Beijing’s political aggression has also bothered Canberra. In 2017, Australia prohibits all foreign donations to political campaigns after reports showed China had tried to influence the nation’s political process. The following year, Australia became the first country to block Chinese telecommunications giants Huawei and ZTE from its 5G network.

Their relationship has only worsened in 2020.

Australia in April, called for an inquiry into China’s handling of the early days of the coronavirus pandemic, when Beijing obscured evidence of a growing problem after the virus emerged in Wuhan. China bristled, with the state Global Times in April, accusing Prime Minister Morrison of “denigrating the pandas” and denigrating the Australian government’s adventurism to play with this comprehensive and mutually beneficial strategic partnership, is in defiance of rational thought and common sense.

The following month, China retaliated by reducing imports of Australian beef and imposing tariffs on more than 80 percent of Australian barley imports into China. Then in November, Beijing went further by imposing tariffs of up to 200 percent – this is not a typo – on Australian wine. Some experts expect further escalation in trade, with China likely targeting Australia sugar, lobster, coal and copper ore.

The Australian newspaper This week, Canberra-Beijing relations were at their lowest point in 50 years. At the moment, there is no way out for the growing conflicts, but it is clear that Australia is not happy with the situation. “There are undoubtedly tensions that exist between China and Australia”, Morrison said in his statement on Monday. “But that’s not how you deal with them.”

Nonetheless, the latest row has shone the spotlight on an uncomfortable reality for Australia: the horrific actions of some members of its military during the war in Afghanistan.

What the Australian Army Report Says on Alleged War Crimes

The Brereton report published on November 10, officially titled “Inspector General of the Australian Defense Forces investigative report on Afghanistan», Full of damning revelations.

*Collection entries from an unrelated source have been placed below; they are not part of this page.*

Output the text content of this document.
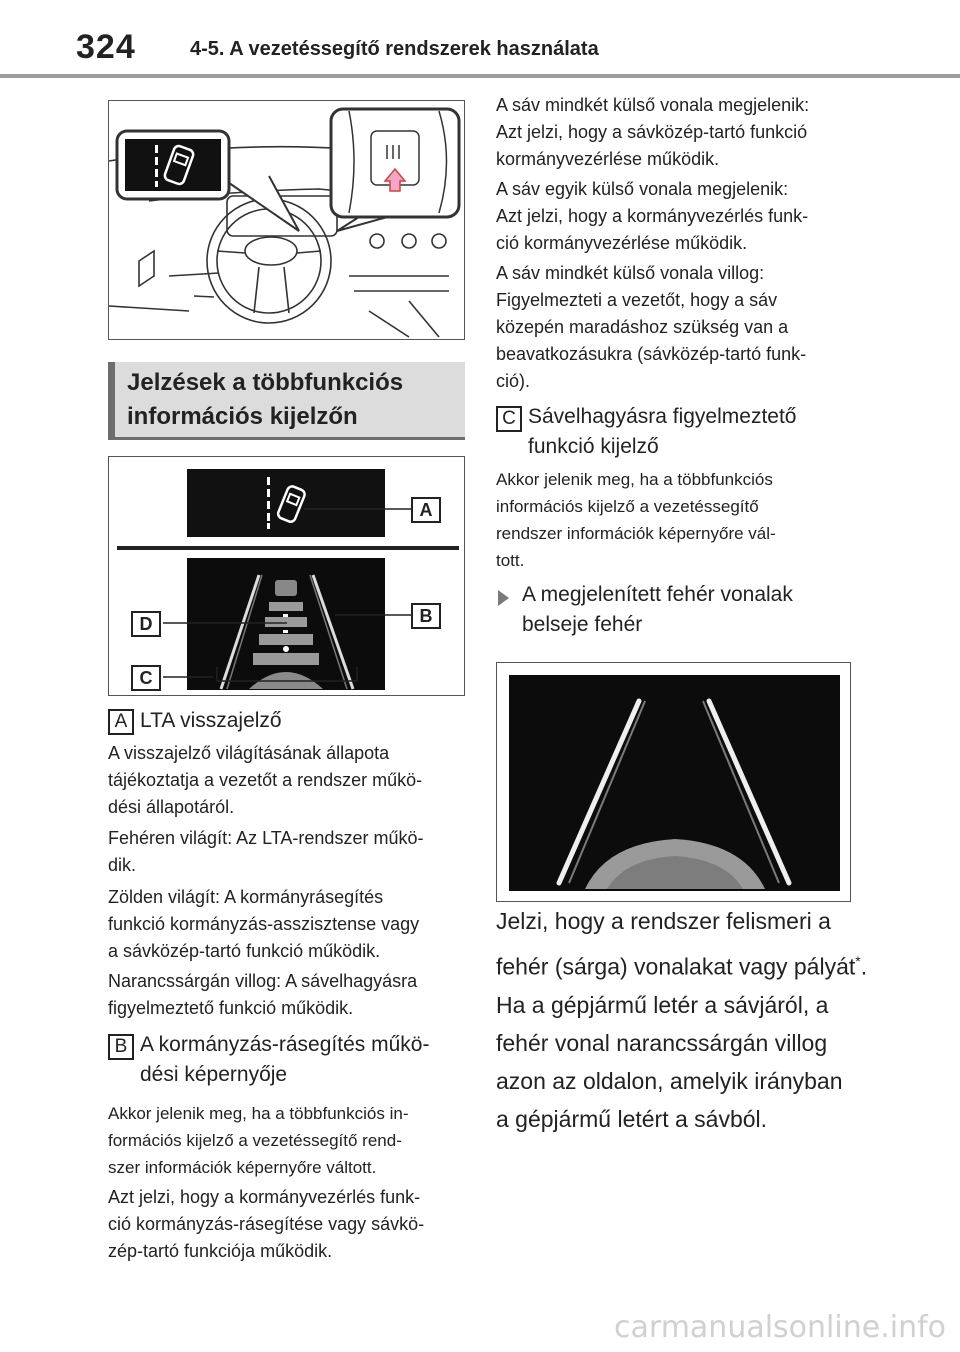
324	4-5. A vezetéssegítő rendszerek használata
Jelzések a többfunkciós
információs kijelzőn
A
B
D
C
A LTA visszajelző
A visszajelző világításának állapota
tájékoztatja a vezetőt a rendszer műkö-
dési állapotáról.
Fehéren világít: Az LTA-rendszer műkö-
dik.
Zölden világít: A kormányrásegítés
funkció kormányzás-asszisztense vagy
a sávközép-tartó funkció működik.
Narancssárgán villog: A sávelhagyásra
figyelmeztető funkció működik.
B A kormányzás-rásegítés műkö-
dési képernyője
Akkor jelenik meg, ha a többfunkciós in-
formációs kijelző a vezetéssegítő rend-
szer információk képernyőre váltott.
Azt jelzi, hogy a kormányvezérlés funk-
ció kormányzás-rásegítése vagy sávkö-
zép-tartó funkciója működik.
A sáv mindkét külső vonala megjelenik:
Azt jelzi, hogy a sávközép-tartó funkció
kormányvezérlése működik.
A sáv egyik külső vonala megjelenik:
Azt jelzi, hogy a kormányvezérlés funk-
ció kormányvezérlése működik.
A sáv mindkét külső vonala villog:
Figyelmezteti a vezetőt, hogy a sáv
közepén maradáshoz szükség van a
beavatkozásukra (sávközép-tartó funk-
ció).
C Sávelhagyásra figyelmeztető
funkció kijelző
Akkor jelenik meg, ha a többfunkciós
információs kijelző a vezetéssegítő
rendszer információk képernyőre vál-
tott.
A megjelenített fehér vonalak
belseje fehér
Jelzi, hogy a rendszer felismeri a
fehér (sárga) vonalakat vagy pályát*.
Ha a gépjármű letér a sávjáról, a
fehér vonal narancssárgán villog
azon az oldalon, amelyik irányban
a gépjármű letért a sávból.
carmanualsonline.info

Three in particular stand out from the document’s 465 pages, many of which are in the public version.

The main allegation is that 25 current and former Australian Special Forces members killed 39 people and “cruelly treated” two others, out of a total of 23 incidents in Afghanistan.

“None of these incidents correspond to questionable decisions taken under pressure in the heat of the moment,” the report read. “The cases in which it has been found that there is credible information about a war crime are those in which it was or should have been clear that the person killed was a non-combatant.”

One of the incidents – heavily redacted in the document – is “possibly the most shameful episode in Australian military history,” according to the report. Another claim is that there was a culture in special forces serving in Afghanistan of “blood” of young officers, essentially a macabre form of hazing and initiation.

“There is credible information that junior soldiers were required by their patrol commanders to shoot a prisoner in order to successfully kill the soldier for the first time, in a practice known as ‘bloodshed’,” the report describes. “This would happen after the target compound was secured and local nationals were secured as ‘people under control’. Typically, the patrol commander would take one person under control and the subordinate member, who would then be responsible for killing the person under control.

The third major allegation, related to the second, is that the officers placed weapons – called “disposables” – on the corpses to form part of a cover for the murder. This process was “created for operational reporting purposes and to hijack review.” This was reinforced by a code of silence, ”reads the report.

Obviously, there were larger cultural issues within Australia’s elite forces serving in Afghanistan. Tuesday the Goalkeeper Australia revealed a live photo from 2009 showing an anonymous soldier drinking the prosthetic leg of a dead Taliban member at an authorized military bar in Afghanistan. Another actual photo showed two soldiers dancing with the same leg.

While China may be one of the worst messengers to castigate Australia’s wartime treatment of Afghans, the horrors Beijing points to are very, very real.